9. Bonaire Reef, Dutch Caribbean
The island of Bonaire, in the Dutch Caribbean, is ringed by a coral reef people often call ‘The Diver’s Paradise.’ Compared to the other reefs on the list, the total of 60 coral species found in Bonaire may not sound impressive at first. However, the corals in the area come in a wide range of colors and types - fire corals, brain corals, gorgonians, and elkhorn corals - and this creates a whole palette of marine biodiversity.
You’re sure to catch some parrotfish, sea turtle, groupers, angelfish, surgeonfish, reef perch, and seahorses if you even decide to visit Bonaire.
10. Raja Ampat Reef, Indonesia
No list of coral reefs would be complete without mentioning the Raja Ampat Reef in Indonesia, the “Crown Jewel” of the western Pacific Coral Triangle, the area in the world with 75% of all known coral species. This reef surrounds the beautiful Raja Ampat archipelago on the border of the Indian and Pacific Oceans.

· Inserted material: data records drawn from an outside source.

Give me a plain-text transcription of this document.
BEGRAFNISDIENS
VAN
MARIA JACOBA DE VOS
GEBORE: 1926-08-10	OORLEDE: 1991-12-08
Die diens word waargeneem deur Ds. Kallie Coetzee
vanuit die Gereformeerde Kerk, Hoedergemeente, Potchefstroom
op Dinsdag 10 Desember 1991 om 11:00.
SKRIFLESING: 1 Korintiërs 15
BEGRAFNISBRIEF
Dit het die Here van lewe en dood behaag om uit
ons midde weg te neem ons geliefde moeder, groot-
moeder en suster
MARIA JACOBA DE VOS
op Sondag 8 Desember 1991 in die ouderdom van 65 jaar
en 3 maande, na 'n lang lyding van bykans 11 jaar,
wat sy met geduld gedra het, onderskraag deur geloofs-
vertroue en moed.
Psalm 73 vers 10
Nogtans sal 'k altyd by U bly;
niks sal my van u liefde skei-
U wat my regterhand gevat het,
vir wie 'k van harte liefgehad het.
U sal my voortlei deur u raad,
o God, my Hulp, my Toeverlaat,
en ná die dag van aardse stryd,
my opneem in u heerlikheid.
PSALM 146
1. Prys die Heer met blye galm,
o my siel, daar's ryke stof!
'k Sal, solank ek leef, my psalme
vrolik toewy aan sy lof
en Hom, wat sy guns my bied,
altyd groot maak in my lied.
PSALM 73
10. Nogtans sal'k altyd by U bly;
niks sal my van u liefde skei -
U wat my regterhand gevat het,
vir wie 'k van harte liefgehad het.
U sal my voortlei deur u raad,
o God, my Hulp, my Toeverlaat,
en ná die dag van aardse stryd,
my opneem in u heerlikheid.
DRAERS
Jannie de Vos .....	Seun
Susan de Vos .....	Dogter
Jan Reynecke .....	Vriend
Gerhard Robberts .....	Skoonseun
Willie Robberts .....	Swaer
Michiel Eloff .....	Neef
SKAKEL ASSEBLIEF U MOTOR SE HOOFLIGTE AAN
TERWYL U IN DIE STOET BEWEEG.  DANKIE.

Not only is the archipelago a must-see site in itself - it consists of hundreds of tall volcanic islands covered in jungles - it is also the place you will find the most vibrant and diverse coral reefs on the planet. There is a total of 450 species of reef-building coral in Raja Ampat, as well as 1,427 kinds of fish. Needless to say, this tropical paradise is on the top of the list for most, if not all, diving enthusiasts.